Figure 4. Gao-binge activates mTOR in mouse livers

Male C57BL/6J WT mice were treated with Gao-binge model. (A) Cryosections of mouse livers were subjected to immunostaining for mTOR (green) and Lamp1 (red) followed by confocal microscopy. Representative images are shown. Right panel is an enlarged photograph from the boxed area. Arrows denote the colocalization of mTOR with Lamp1. Scale Bar: 10 μm. (B) Lysosomal fractions from mouse livers were subjected to western blot analysis. Membrane was pre-stained with Ponceau S as a loading control. (C) Densitometry analysis of (B) are shown (means ± SE, n=3). *p<0.05; Student t test. (D) Total liver lysates were subjected to western blot analysis. (E) Densitometry analysis of (D) are shown (means ± SE, n=3).

Figure 5. Knockdown of hepatic TFEB exacerbates Gao-binge-induced liver injury and steatosis

Male C57BL/6J WT mice were injected with Ad-shRNA negative and Ad-shRNA TFEB (1×10⁹ PFU/mouse via tail vein) followed by Gao-binge model. (A) Total liver lysates were subjected to western blot analysis. (B) Hepatic mRNA was extracted followed by qPCR (n=4-6). Data are means ± SE. *p<0.05; Student t test. (C) Serum ALT levels and (D) hepatic TG levels were quantified. Data are means ± SE (n=4-6). * p<0.05; One-way ANOVA analysis. (E) Representative images of H& E staining are shown.

Figure 6. TFEB/TFE3 DKO mice are more susceptible to Gao-binge-induced liver injury

Male TFEB/TFE3 DKO and matched WT mice were treated with Gao-binge model. (A) Total liver lysates were subjected to western blot analysis and (B) densitometry analysis of (A). Serum ALT (C) and liver TG levels (D) were measured. Data are means ± SE (n=3-10). *p<0.05; One-way ANOVA analysis.
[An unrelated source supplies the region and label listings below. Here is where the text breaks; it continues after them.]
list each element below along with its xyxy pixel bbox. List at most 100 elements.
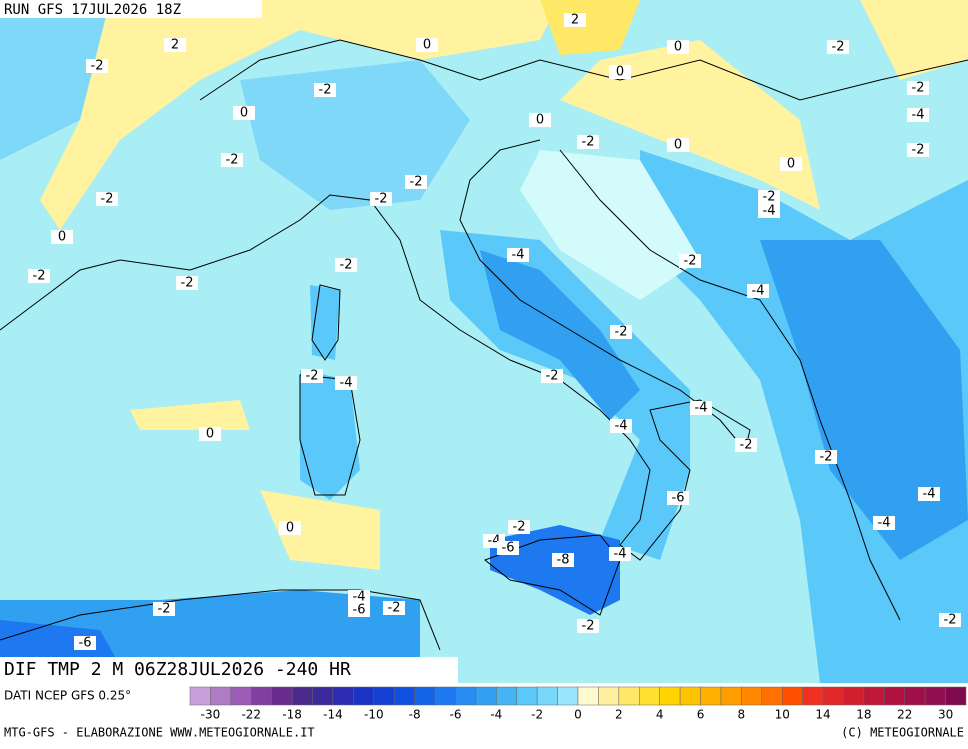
label-bg [164, 38, 186, 52]
label-bg [758, 204, 780, 218]
label-bg [815, 450, 837, 464]
colorbar-cell [312, 686, 334, 706]
colorbar-cell [393, 686, 415, 706]
label-bg [348, 590, 370, 604]
contour-label: -4 [614, 547, 627, 562]
contour-label: -2 [912, 143, 925, 158]
contour-label: -2 [91, 59, 104, 74]
contour-label: -6 [502, 541, 515, 556]
contour-label: -4 [923, 487, 936, 502]
label-bg [86, 59, 108, 73]
contour-label: -2 [546, 369, 559, 384]
contour-label: -4 [512, 248, 525, 263]
label-bg [221, 153, 243, 167]
contour-label: -2 [388, 601, 401, 616]
colorbar-cell [761, 686, 783, 706]
colorbar-cell [720, 686, 742, 706]
label-bg [507, 248, 529, 262]
contour-label: 0 [423, 38, 431, 53]
run-box [0, 0, 262, 18]
colorbar-cell [659, 686, 681, 706]
label-bg [199, 427, 221, 441]
contour-label: -4 [878, 516, 891, 531]
contour-label: -4 [340, 376, 353, 391]
colorbar-cell [904, 686, 926, 706]
colorbar-cell [924, 686, 946, 706]
label-bg [564, 13, 586, 27]
contour-label: -6 [353, 603, 366, 618]
colorbar-label: -4 [490, 708, 502, 722]
contour-label: -4 [615, 419, 628, 434]
colorbar-cell [557, 686, 579, 706]
label-bg [679, 254, 701, 268]
colorbar-cell [598, 686, 620, 706]
colorbar-cell [271, 686, 293, 706]
label-bg [176, 276, 198, 290]
contour-label: 0 [206, 427, 214, 442]
contour-label: -2 [740, 438, 753, 453]
colorbar-label: 8 [738, 708, 746, 722]
colorbar-cell [741, 686, 763, 706]
label-bg [610, 325, 632, 339]
credit: MTG-GFS - ELABORAZIONE WWW.METEOGIORNALE… [4, 726, 315, 740]
contour-label: -2 [101, 192, 114, 207]
contour-label: 0 [536, 113, 544, 128]
contour-label: 0 [616, 65, 624, 80]
colorbar-label: -2 [531, 708, 543, 722]
colorbar-label: 2 [615, 708, 623, 722]
contour-label: 0 [240, 106, 248, 121]
label-bg [279, 521, 301, 535]
colorbar-cell [189, 686, 211, 706]
colorbar-cell [291, 686, 313, 706]
contour-label: -6 [79, 636, 92, 651]
label-bg [96, 192, 118, 206]
contour-label: 0 [674, 40, 682, 55]
label-bg [907, 81, 929, 95]
coastlines [0, 39, 968, 651]
contour-label: -4 [752, 284, 765, 299]
label-bg [939, 613, 961, 627]
label-bg [552, 553, 574, 567]
colorbar-label: -8 [409, 708, 421, 722]
colorbar-cell [884, 686, 905, 706]
label-bg [758, 190, 780, 204]
colorbar-cell [700, 686, 722, 706]
contour-label: 2 [171, 38, 179, 53]
contour-label: -2 [181, 276, 194, 291]
label-bg [747, 284, 769, 298]
label-bg [735, 438, 757, 452]
label-bg [335, 376, 357, 390]
colorbar-cell [414, 686, 436, 706]
label-bg [301, 369, 323, 383]
colorbar: -30 -22 -18 -14 -10 -8 -6 -4 -2 0 2 4 6 8 10 14 18 22 30 [189, 686, 967, 722]
label-bg [609, 547, 631, 561]
contour-label: -4 [763, 204, 776, 219]
colorbar-label: -6 [449, 708, 461, 722]
label-bg [907, 108, 929, 122]
contour-label: 0 [674, 138, 682, 153]
label-bg [610, 419, 632, 433]
run-label: RUN GFS 17JUL2026 18Z [4, 2, 181, 18]
contour-label: -2 [820, 450, 833, 465]
contour-label: -2 [944, 613, 957, 628]
colorbar-cell [455, 686, 477, 706]
colorbar-label: 10 [775, 708, 790, 722]
colorbar-cell [496, 686, 517, 706]
colorbar-cell [536, 686, 558, 706]
contour-label: -2 [912, 81, 925, 96]
label-bg [918, 487, 940, 501]
colorbar-cell [639, 686, 660, 706]
colorbar-cell [802, 686, 824, 706]
label-bg [335, 258, 357, 272]
colorbar-label: 6 [697, 708, 705, 722]
colorbar-label: 18 [856, 708, 871, 722]
colorbar-label: -30 [201, 708, 221, 722]
contour-label: -2 [319, 83, 332, 98]
contour-label: 0 [58, 230, 66, 245]
colorbar-label: -14 [323, 708, 343, 722]
label-bg [609, 65, 631, 79]
colorbar-label: 4 [656, 708, 664, 722]
colorbar-cell [210, 686, 232, 706]
colorbar-cell [618, 686, 640, 706]
label-bg [28, 269, 50, 283]
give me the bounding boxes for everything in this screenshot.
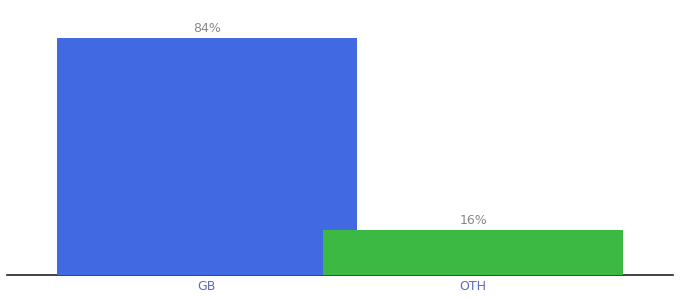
Text: 16%: 16% <box>460 214 487 227</box>
Bar <box>57 38 356 275</box>
Bar <box>324 230 623 275</box>
Text: 84%: 84% <box>193 22 221 35</box>
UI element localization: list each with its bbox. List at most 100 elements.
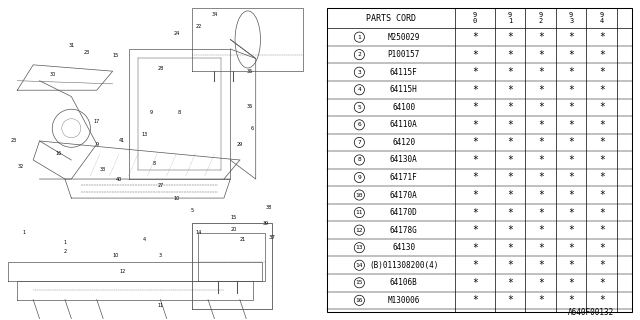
Text: 21: 21 xyxy=(240,237,246,242)
Text: *: * xyxy=(568,50,574,60)
Text: 35: 35 xyxy=(246,69,253,74)
Text: 11: 11 xyxy=(157,303,163,308)
Text: *: * xyxy=(538,155,543,165)
Text: 22: 22 xyxy=(195,24,202,29)
Text: *: * xyxy=(508,190,513,200)
Text: *: * xyxy=(568,190,574,200)
Text: 6: 6 xyxy=(358,122,361,127)
Text: *: * xyxy=(472,120,478,130)
Text: *: * xyxy=(508,243,513,253)
Text: 16: 16 xyxy=(56,151,61,156)
Text: *: * xyxy=(472,155,478,165)
Text: *: * xyxy=(599,85,605,95)
Text: *: * xyxy=(568,243,574,253)
Text: 10: 10 xyxy=(113,253,119,258)
Text: 64130A: 64130A xyxy=(390,156,418,164)
Text: 64171F: 64171F xyxy=(390,173,418,182)
Text: 1: 1 xyxy=(358,35,361,40)
Text: *: * xyxy=(472,67,478,77)
Text: *: * xyxy=(599,32,605,42)
Text: *: * xyxy=(538,172,543,182)
Text: 11: 11 xyxy=(356,210,363,215)
Text: *: * xyxy=(508,32,513,42)
Text: M130006: M130006 xyxy=(388,296,420,305)
Text: (B)011308200(4): (B)011308200(4) xyxy=(369,261,438,270)
Text: 31: 31 xyxy=(68,43,74,48)
Text: 10: 10 xyxy=(173,196,179,201)
Text: 8: 8 xyxy=(152,161,156,166)
Text: 23: 23 xyxy=(84,50,90,55)
Text: 64170D: 64170D xyxy=(390,208,418,217)
Text: 5: 5 xyxy=(191,208,194,213)
Text: *: * xyxy=(472,260,478,270)
Text: PARTS CORD: PARTS CORD xyxy=(366,13,416,22)
Text: 64110A: 64110A xyxy=(390,120,418,129)
Text: 64106B: 64106B xyxy=(390,278,418,287)
Text: *: * xyxy=(538,137,543,148)
Text: *: * xyxy=(472,172,478,182)
Text: 17: 17 xyxy=(93,119,100,124)
Text: 9
4: 9 4 xyxy=(600,12,604,24)
Text: 38: 38 xyxy=(266,205,271,210)
Text: *: * xyxy=(599,50,605,60)
Text: *: * xyxy=(538,50,543,60)
Text: 7: 7 xyxy=(358,140,361,145)
Text: 64178G: 64178G xyxy=(390,226,418,235)
Text: *: * xyxy=(472,102,478,112)
Text: 34: 34 xyxy=(211,12,218,17)
Text: *: * xyxy=(508,137,513,148)
Text: *: * xyxy=(568,172,574,182)
Text: *: * xyxy=(472,190,478,200)
Text: 12: 12 xyxy=(356,228,363,233)
Text: *: * xyxy=(472,278,478,288)
Text: *: * xyxy=(599,155,605,165)
Text: 64120: 64120 xyxy=(392,138,415,147)
Text: 36: 36 xyxy=(246,104,253,108)
Text: 8: 8 xyxy=(178,110,181,115)
Text: *: * xyxy=(599,172,605,182)
Text: 16: 16 xyxy=(356,298,363,303)
Text: 23: 23 xyxy=(11,139,17,143)
Text: 9
0: 9 0 xyxy=(473,12,477,24)
Text: 64115F: 64115F xyxy=(390,68,418,77)
Text: 4: 4 xyxy=(358,87,361,92)
Text: *: * xyxy=(599,208,605,218)
Text: 9: 9 xyxy=(95,142,99,147)
Text: *: * xyxy=(508,120,513,130)
Text: *: * xyxy=(599,295,605,305)
Text: P100157: P100157 xyxy=(388,50,420,59)
Text: *: * xyxy=(538,67,543,77)
Text: 8: 8 xyxy=(358,157,361,163)
Text: *: * xyxy=(508,172,513,182)
Text: *: * xyxy=(568,85,574,95)
Text: 33: 33 xyxy=(100,167,106,172)
Text: *: * xyxy=(472,50,478,60)
Text: 9
1: 9 1 xyxy=(508,12,512,24)
Text: *: * xyxy=(568,137,574,148)
Text: *: * xyxy=(568,32,574,42)
Text: *: * xyxy=(508,50,513,60)
Text: 20: 20 xyxy=(230,227,237,232)
Text: 64115H: 64115H xyxy=(390,85,418,94)
Text: *: * xyxy=(599,225,605,235)
Text: 15: 15 xyxy=(356,280,363,285)
Text: 27: 27 xyxy=(157,183,163,188)
Text: *: * xyxy=(472,85,478,95)
Text: 40: 40 xyxy=(116,177,122,181)
Text: 9
2: 9 2 xyxy=(539,12,543,24)
Text: 14: 14 xyxy=(195,230,202,236)
Text: 15: 15 xyxy=(230,215,237,220)
Text: 24: 24 xyxy=(173,31,179,36)
Text: 6: 6 xyxy=(251,126,254,131)
Text: 5: 5 xyxy=(358,105,361,110)
Text: *: * xyxy=(568,295,574,305)
Text: 64170A: 64170A xyxy=(390,190,418,200)
Text: 4: 4 xyxy=(143,237,146,242)
Text: 41: 41 xyxy=(119,139,125,143)
Text: *: * xyxy=(472,295,478,305)
Text: *: * xyxy=(568,208,574,218)
Text: *: * xyxy=(599,260,605,270)
Text: *: * xyxy=(472,225,478,235)
Text: *: * xyxy=(538,295,543,305)
Text: *: * xyxy=(538,32,543,42)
Figure 7. Overexpression of TFEB protects against alcohol-induced steatosis and liver injury

Male WT C57BL/6J mice were injected with Ad-Null and Ad-TFEB (5×10⁸ PFU/mouse via tail vein) followed by Gao-binge model. (A) Total muscle, pancreas and liver tissue lysates from mice that were treated with control diet+maltose gavage were subjected to western blot analysis. (B) Hepatic mRNA was extracted followed by qPCR (n=4-6). Data are means ± SE (n=4-6). * p<0.05; Student t test. (C) Total liver lysates were subjected to western blot analysis. SE: short exposure; LE: long exposure. (D) Serum ALT levels and (E) hepatic TG levels were quantified. Data are means ± SE (n=4-6). * p<0.05; one-way ANOVA analysis.